Shipping key to Cyprus' economic recovery
David Glass explores how the shipping industry will be essential to the economic recovery of Cyprus as the government creates a new ministerial post to oversee the sector.

The Cyprus government’s wafer thin parliamentary win May 1 to ratify the island’s bailout terms show the country is far from united on how to proceed in its battle to stay afloat.

With a majority of just two votes, lawmakers approved terms accompanying a EUR10bn aid package from the European Union and the International Monetary Fund (IMF). The vote came amid warnings tougher times lie ahead for Cypriots, already suffering from the effects of a deep recession.

In the lead up to the vote, President Nicos Anastasiades said:  "Any attempt to gloss over the tough measures imposed upon us [by the troika / EU, European Central Bank, IMF] would be an indication of weakness in comprehending the real problems society now faces, and a lack of vision and decisiveness from the state in restarting the economy."

Anastasiades has made no secret he expects the shipping industry, and the gas industry, to be the key players in the country’s economic revival. Likewise, the maritime community of Nicosia and Limassol appear to have accepted this and have expressed confidence it will be able to deliver. The gas sector is less certain as regional politics and jealousies come into play

Underlining his belief in shipping, Anastasiades is set to re-inforce the profile of the industry through the creation of as new ministerial post, undersecretary for shipping and thus deliver on a campaign promise. The move has been a longstanding goal of the shipping community based on the island and signals a strengthening of bonds between the industry and the government in the wake of the crisis.

Anastasiades has pledged measures to reinforce the sector and to intensify efforts to end the long-running Turkish embargo against Cyprus-flag ships, the third-largest EU fleet after Greece and Malta.

A bill paving the way for the new undersecretary job was submitted to the island’s parliament in the new government’s first week, but was delayed as the Cyprus debt crisis exploded in March. Now the new law is getting priority treatment, according to the government.

“We are ready and willing to proceed very speedily with the relevant parliamentary process in order for the Bill to be approved within the next coming weeks,” said Anastasiades.

The move will mean tinkering with the country’s constitution, which stipulates a precise number of government department heads. Hence, shipping has always been under the Communication and Works minister, with day-to-day administration of the registry the domain of the Department of Merchant Shipping, which has been without a permanent head since Serghios Serghiou retired almost 12 months ago.

Despite this, and the country’s problems, Cyprus Shipping Chamber (CSC) president, Eugen Adami, says Cyprus shipping will maintain "its steady course" and navigate through the present stormy waters.
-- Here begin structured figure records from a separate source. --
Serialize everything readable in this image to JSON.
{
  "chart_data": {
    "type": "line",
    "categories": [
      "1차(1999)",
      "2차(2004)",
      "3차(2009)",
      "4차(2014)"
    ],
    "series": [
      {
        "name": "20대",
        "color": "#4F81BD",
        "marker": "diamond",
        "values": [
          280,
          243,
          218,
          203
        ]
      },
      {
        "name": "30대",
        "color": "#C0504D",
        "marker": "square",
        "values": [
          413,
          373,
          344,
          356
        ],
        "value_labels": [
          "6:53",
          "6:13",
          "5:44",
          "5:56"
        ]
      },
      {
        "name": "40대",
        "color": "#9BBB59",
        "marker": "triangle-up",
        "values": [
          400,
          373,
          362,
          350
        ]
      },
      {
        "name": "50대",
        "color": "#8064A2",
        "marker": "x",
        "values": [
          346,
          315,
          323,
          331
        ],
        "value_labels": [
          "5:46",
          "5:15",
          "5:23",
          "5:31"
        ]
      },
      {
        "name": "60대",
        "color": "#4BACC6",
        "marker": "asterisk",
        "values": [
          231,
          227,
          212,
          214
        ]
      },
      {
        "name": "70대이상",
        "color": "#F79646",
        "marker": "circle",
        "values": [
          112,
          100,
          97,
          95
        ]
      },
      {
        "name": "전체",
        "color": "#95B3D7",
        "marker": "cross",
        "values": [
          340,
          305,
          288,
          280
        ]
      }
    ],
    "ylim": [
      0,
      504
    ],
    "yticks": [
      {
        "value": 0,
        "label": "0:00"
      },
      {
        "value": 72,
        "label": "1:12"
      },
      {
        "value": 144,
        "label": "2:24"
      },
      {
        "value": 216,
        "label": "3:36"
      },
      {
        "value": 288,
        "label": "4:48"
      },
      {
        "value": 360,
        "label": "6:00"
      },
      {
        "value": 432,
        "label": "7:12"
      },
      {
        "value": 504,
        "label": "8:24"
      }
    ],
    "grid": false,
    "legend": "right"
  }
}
However, speaking at the CSC’s annual general meeting in Limassol, April 29, he left no doubt the voyage faces challenges.

Adami said creation of an “under-secretary for shipping” would provide the necessary impetus for shipping, so as to be in a position to "practically contribute in the recovery of the Cyprus economy through the faster and more accurate development of government policy for shipping”.

But Adami said “the strict austerity measures imposed on Cyprus and the temporary banking restrictions have affected to a certain extent the smooth operation of the shipping companies based in Cyprus."

"It is however now most imperative that all restrictions are lifted as soon as possible," he said. Indeed, he said a Cyprus exit from the Eurozone or an organised bankruptcy are viable options.

 He said the chamber’s aim is to retain the shipping industry’s 7% contribution to the Cypriot economy.